Lecture de l’Évangile selon saint Jean (Jean 12, 1-18)

En ce temps-là, six jours avant la Pâque, Jésus vint à Béthanie où habitait Lazare, que Jésus avait réveillé d’entre les morts. Là, on lui prépara un repas. Marthe faisait le service, et Lazare était un de ceux qui étaient attablés avec Jésus. Alors, Marie, prenant une livre de parfum très pur et d’un grand prix, oignit les pieds de Jésus et lui essuya les pieds avec ses cheveux, et la maison s’emplit du parfum de la myrrhe. Mais Judas l’Iscariote, un de ses disciples, qui allait le livrer, dit : « Pourquoi n’a-t-on pas vendu cette myrrhe trois cents deniers pour les donner aux pauvres ? » Il dit cela, non parce qu’il se souciait des pauvres, mais parce qu’il était un voleur et que, comme il tenait la bourse commune, il détournait ce qu’on y mettait. Jésus dit alors : « Laisse-la ; elle a gardé cela pour le jour de mon ensevelissement, car, les pauvres, vous les avez toujours avec vous, mais, moi, vous ne m’avez pas pour toujours. » Une foule nombreuse de Judéens sut qu’Il était là et vint, non seulement à cause de Jésus, mais pour voir Lazare qu’Il avait réveillé d’entre les morts. Les grands prêtres décidèrent alors de tuer aussi Lazare, car, à cause de lui, beaucoup de Judéens s’en allaient et croyaient en Jésus. Le lendemain, la foule nombreuse qui était venue pour la fête, entendant que Jésus venait à Jérusalem, prit les rameaux des palmiers et sortit à sa rencontre, et elle criait : « Hosanna ! Béni, celui qui vient au Nom du Seigneur, le roi d’Israël ! » Trouvant un petit âne, Jésus s’assit dessus, comme il est écrit : « Ne crains pas, fille de Sion, voici que vient ton roi, assis sur le poulain d’une ânesse. » D’abord, ses disciples ne le comprirent pas ; mais, une fois Jésus glorifié, alors ils se rappelèrent que, ce qui avait été écrit de lui, c’est cela même qu’ils avaient fait pour lui. La foule rendait témoignage, elle qui était avec lui quand il avait appelé Lazare hors du tombeau et l’avait réveillé d’entre les morts. C’est pourquoi la foule vint à sa rencontre, parce qu’elle avait entendu qu’Il avait fait ce signe.

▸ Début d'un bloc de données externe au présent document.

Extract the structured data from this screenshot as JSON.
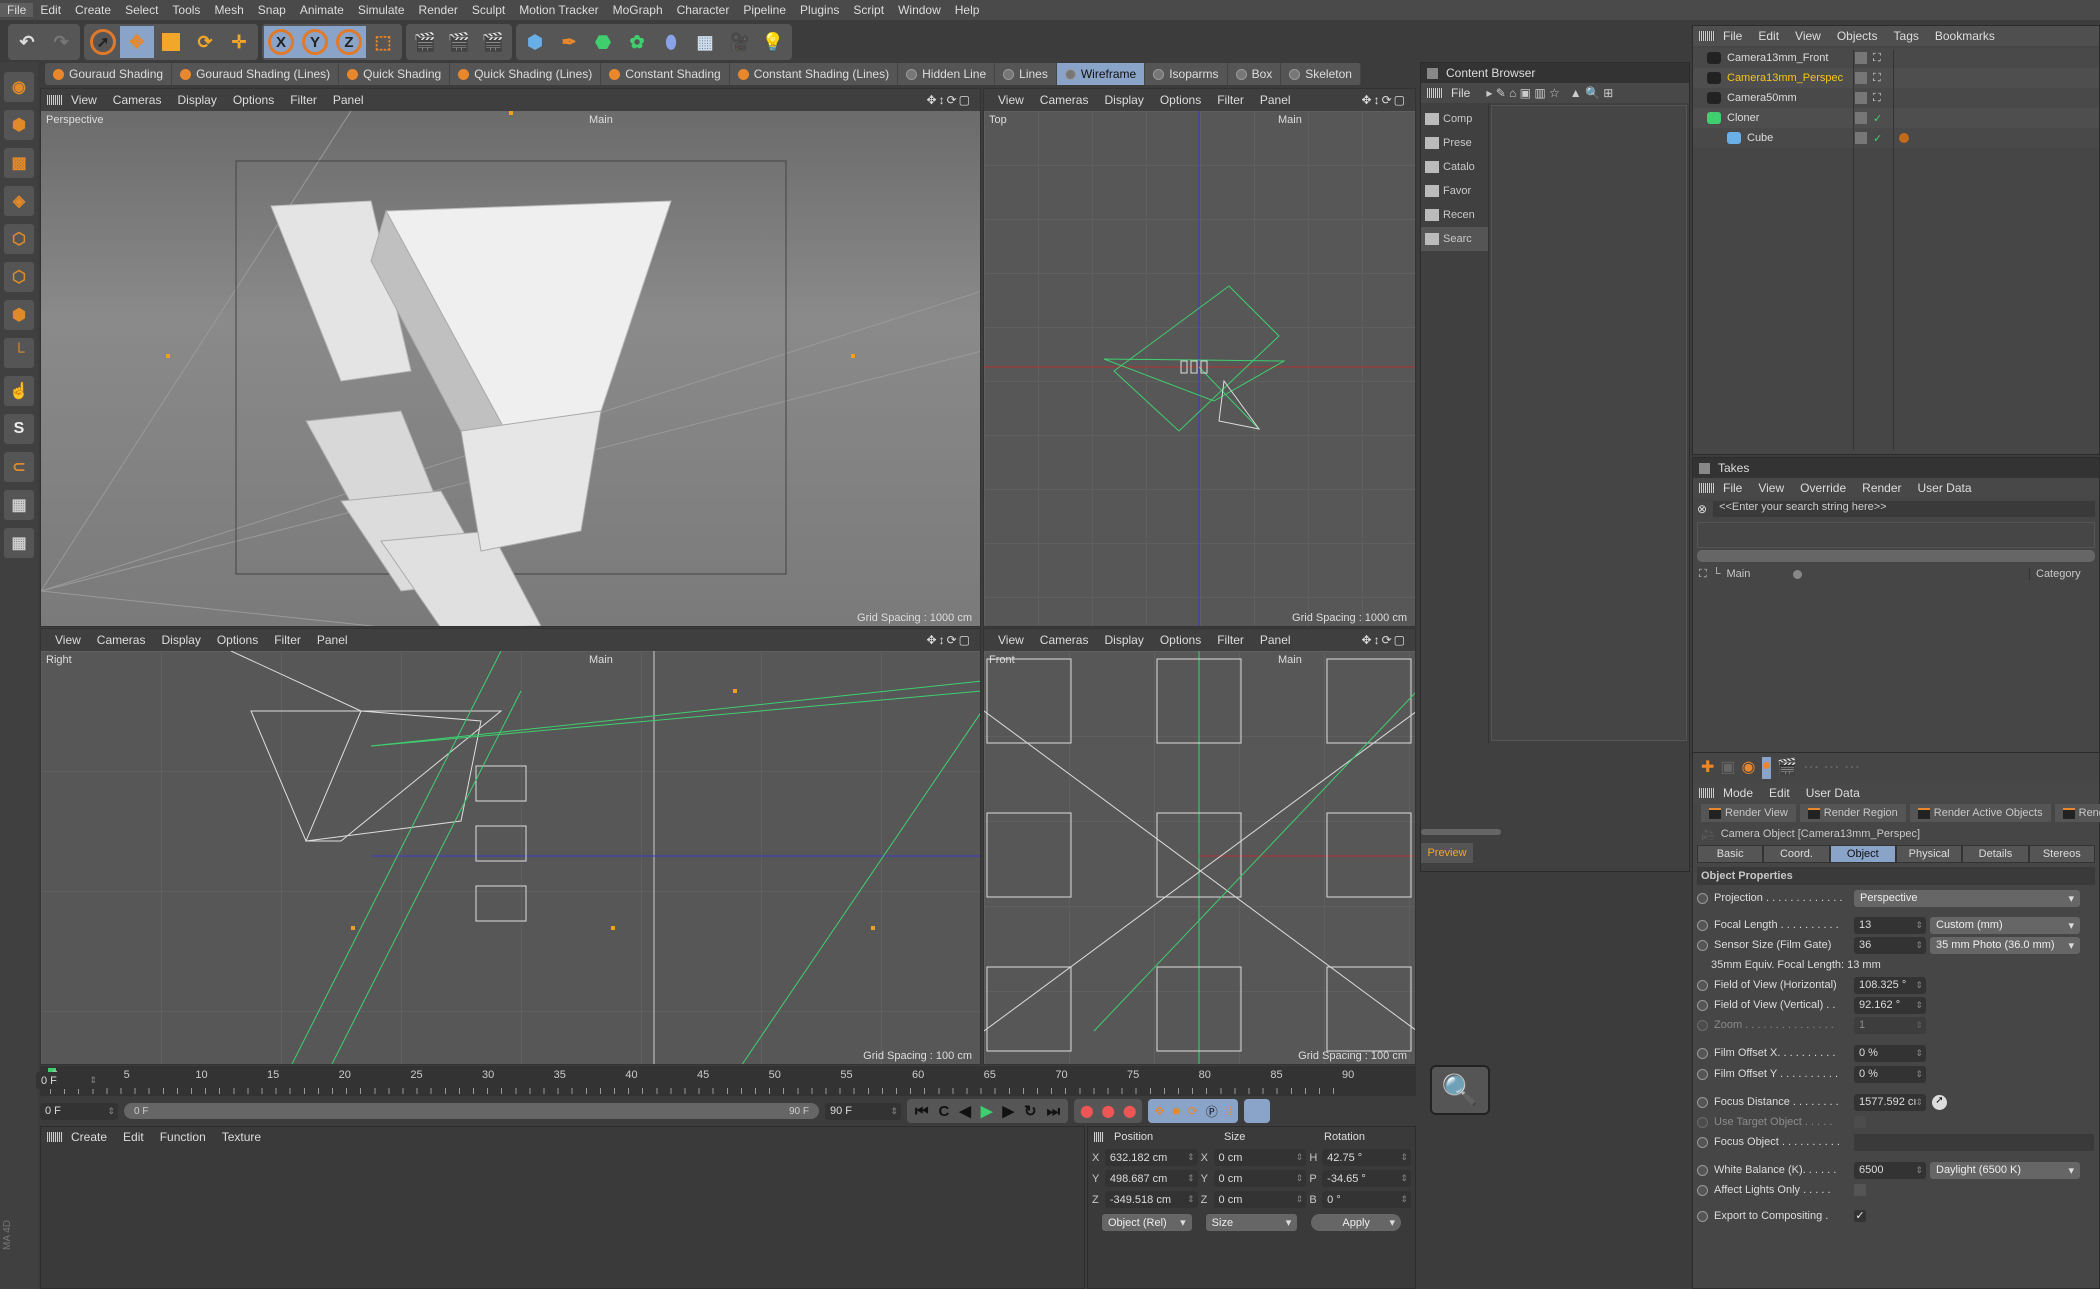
{
  "menu": [
    "File",
    "Edit",
    "Create",
    "Select",
    "Tools",
    "Mesh",
    "Snap",
    "Animate",
    "Simulate",
    "Render",
    "Sculpt",
    "Motion Tracker",
    "MoGraph",
    "Character",
    "Pipeline",
    "Plugins",
    "Script",
    "Window",
    "Help"
  ],
  "toolbar": {
    "axis_x": "X",
    "axis_y": "Y",
    "axis_z": "Z"
  },
  "shading": [
    "Gouraud Shading",
    "Gouraud Shading (Lines)",
    "Quick Shading",
    "Quick Shading (Lines)",
    "Constant Shading",
    "Constant Shading (Lines)",
    "Hidden Line",
    "Lines",
    "Wireframe",
    "Isoparms",
    "Box",
    "Skeleton"
  ],
  "viewport_menu": [
    "View",
    "Cameras",
    "Display",
    "Options",
    "Filter",
    "Panel"
  ],
  "viewports": {
    "perspective": {
      "label": "Perspective",
      "camera": "Main",
      "grid": "Grid Spacing : 1000 cm"
    },
    "top": {
      "label": "Top",
      "camera": "Main",
      "grid": "Grid Spacing : 1000 cm"
    },
    "right": {
      "label": "Right",
      "camera": "Main",
      "grid": "Grid Spacing : 100 cm"
    },
    "front": {
      "label": "Front",
      "camera": "Main",
      "grid": "Grid Spacing : 100 cm"
    }
  },
  "timeline": {
    "ticks": [
      "0",
      "5",
      "10",
      "15",
      "20",
      "25",
      "30",
      "35",
      "40",
      "45",
      "50",
      "55",
      "60",
      "65",
      "70",
      "75",
      "80",
      "85",
      "90"
    ],
    "current": "0 F",
    "start": "0 F",
    "range_start": "0 F",
    "range_end": "90 F",
    "end": "90 F",
    "progress": 0
  },
  "material": {
    "menu": [
      "Create",
      "Edit",
      "Function",
      "Texture"
    ]
  },
  "coords": {
    "headers": [
      "Position",
      "Size",
      "Rotation"
    ],
    "rows": [
      {
        "a": "X",
        "pos": "632.182 cm",
        "b": "X",
        "size": "0 cm",
        "c": "H",
        "rot": "42.75 °"
      },
      {
        "a": "Y",
        "pos": "498.687 cm",
        "b": "Y",
        "size": "0 cm",
        "c": "P",
        "rot": "-34.65 °"
      },
      {
        "a": "Z",
        "pos": "-349.518 cm",
        "b": "Z",
        "size": "0 cm",
        "c": "B",
        "rot": "0 °"
      }
    ],
    "mode": "Object (Rel)",
    "size_mode": "Size",
    "apply": "Apply"
  },
  "content_browser": {
    "title": "Content Browser",
    "menu": "File",
    "items": [
      "Comp",
      "Prese",
      "Catalo",
      "Favor",
      "Recen",
      "Searc"
    ],
    "preview": "Preview"
  },
  "object_manager": {
    "menu": [
      "File",
      "Edit",
      "View",
      "Objects",
      "Tags",
      "Bookmarks"
    ],
    "objects": [
      {
        "name": "Camera13mm_Front",
        "icon": "camera-icon",
        "active": false
      },
      {
        "name": "Camera13mm_Perspec",
        "icon": "camera-icon",
        "active": true
      },
      {
        "name": "Camera50mm",
        "icon": "camera-icon",
        "active": false
      },
      {
        "name": "Cloner",
        "icon": "cloner-icon",
        "active": false
      },
      {
        "name": "Cube",
        "icon": "cube-icon",
        "active": false
      }
    ]
  },
  "takes": {
    "title": "Takes",
    "menu": [
      "File",
      "View",
      "Override",
      "Render",
      "User Data"
    ],
    "search_placeholder": "<<Enter your search string here>>",
    "main": "Main",
    "category": "Category"
  },
  "attributes": {
    "menu": [
      "Mode",
      "Edit",
      "User Data"
    ],
    "render_buttons": [
      "Render View",
      "Render Region",
      "Render Active Objects",
      "Rend"
    ],
    "title": "Camera Object [Camera13mm_Perspec]",
    "tabs": [
      "Basic",
      "Coord.",
      "Object",
      "Physical",
      "Details",
      "Stereos"
    ],
    "active_tab": "Object",
    "section": "Object Properties",
    "projection": {
      "label": "Projection . . . . . . . . . . . . .",
      "value": "Perspective"
    },
    "focal_length": {
      "label": "Focal Length . . . . . . . . . .",
      "value": "13",
      "preset": "Custom (mm)"
    },
    "sensor": {
      "label": "Sensor Size (Film Gate)",
      "value": "36",
      "preset": "35 mm Photo (36.0 mm)"
    },
    "equiv": "35mm Equiv. Focal Length: 13 mm",
    "fov_h": {
      "label": "Field of View (Horizontal)",
      "value": "108.325 °"
    },
    "fov_v": {
      "label": "Field of View (Vertical) . .",
      "value": "92.162 °"
    },
    "zoom": {
      "label": "Zoom . . . . . . . . . . . . . . .",
      "value": "1"
    },
    "offset_x": {
      "label": "Film Offset X. . . . . . . . . .",
      "value": "0 %"
    },
    "offset_y": {
      "label": "Film Offset Y . . . . . . . . . .",
      "value": "0 %"
    },
    "focus_distance": {
      "label": "Focus Distance . . . . . . . .",
      "value": "1577.592 cı"
    },
    "use_target": {
      "label": "Use Target Object . . . . .",
      "checked": false
    },
    "focus_object": {
      "label": "Focus Object . . . . . . . . . .",
      "value": ""
    },
    "white_balance": {
      "label": "White Balance (K). . . . . .",
      "value": "6500",
      "preset": "Daylight (6500 K)"
    },
    "affect_lights": {
      "label": "Affect Lights Only . . . . .",
      "checked": false
    },
    "export": {
      "label": "Export to Compositing .",
      "checked": true,
      "mark": "✓"
    }
  },
  "colors": {
    "accent": "#8aa3c8",
    "orange": "#e8872b",
    "active_object": "#f5c518",
    "wire_green": "#3fcf6f"
  }
}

За шесть дней до Пасхи пришел Иисус в Вифанию, где был Лазарь умерший, которого Он воскресил из мертвых. Там приготовили Ему вечерю, и Марфа служила, и Лазарь был одним из возлежавших с Ним. Мария же, взяв фунт нардового чистого драгоценного мира, помазала ноги Иисуса и отерла волосами своими ноги Его; и дом наполнился благоуханием от мира. Тогда один из учеников Его, Иуда Симонов Искариот, который хотел предать Его, сказал: Для чего бы не продать это миро за триста динариев и не раздать нищим? Сказал же он это не потому, чтобы заботился о нищих, но потому что был вор. Он имел при себе денежный ящик и носил, что туда опускали. Иисус же сказал: оставьте ее; она сберегла это на день погребения Моего. Ибо нищих всегда имеете с собою, а Меня не всегда. Многие из Иудеев узнали, что Он там, и пришли не только для Иисуса, но чтобы видеть и Лазаря, которого Он воскресил из мертвых. Первосвященники же положили убить и Лазаря, потому что ради него многие из Иудеев приходили и веровали в Иисуса. На другой день множество народа, пришедшего на праздник, услышав, что Иисус идет в Иерусалим, взяли пальмовые ветви, вышли навстречу Ему и восклицали: осанна! благословен грядущий во имя Господне, Царь Израилев! Иисус же, найдя молодого осла, сел на него, как написано: Не бойся, дщерь Сионова! се, Царь твой грядет, сидя на молодом осле. Ученики Его сперва не поняли этого; но когда прославился Иисус, тогда вспомнили, что та́к было о Нем написано, и это сделали Ему. Народ, бывший с Ним прежде, свидетельствовал, что Он вызвал из гроба Лазаря и воскресил его из мертвых. Потому и встретил Его народ, ибо слышал, что Он сотворил это чудо.

Paroles des Pères

L’entrée solennelle dans la sainte cité fut, dans la vie de Jésus, son seul triomphe visible : jusque-là, il avait volontairement repoussé toute tentative d’être glorifié, et ce n’est que six jours avant la Pâque que non seulement il accepta volontiers, mais provoqua même l’événement. En accomplissant à la lettre ce qu’avait dit le prophète Zacharie : « Voici ton roi qui vient, assis sur un ânon… » (Zac. 9, 9), il a montré clairement qu’Il voulait être reconnu et acclamé comme Messie, Roi et Sauveur d’Israël. (…)  Mais quel en est le sens pour nous, aujourd’hui ? Nous proclamons tout d’abord que le Christ est notre Roi et notre Seigneur. Trop souvent nous oublions que le Royaume de Dieu a été inauguré, qu’au jour de notre baptême nous en avons été faits citoyens, et que nous avons promis de placer notre fidélité à ce Royaume au-dessus de toute autre. (…) A partir de cette heure, le Royaume est révélé au monde et sa présence juge et transforme l’histoire humaine. Et lorsque au moment le plus solennel de la célébration liturgique, nous recevons une palme de la main du prêtre, nous renouvelons notre serment à notre Roi et nous confessons que son Royaume est l’unique but de notre vie, la seule chose qui lui donne son sens. (…) Pourtant, nous le savons, le Roi que les Juifs acclament aujourd’hui, et nous avec eux, s’achemine vers le Golgotha, vers la croix et vers le tombeau. Nous savons que ce court triomphe n’est que le prologue de son sacrifice. Les palmes dans nos mains signifient, dès lors, notre empressement à le suivre sur le chemin du sacrifice, notre acceptation du sacrifice et notre renoncement à nous-mêmes, dans lequel nous reconnaissons l’unique voie royale qui mène au Royaume.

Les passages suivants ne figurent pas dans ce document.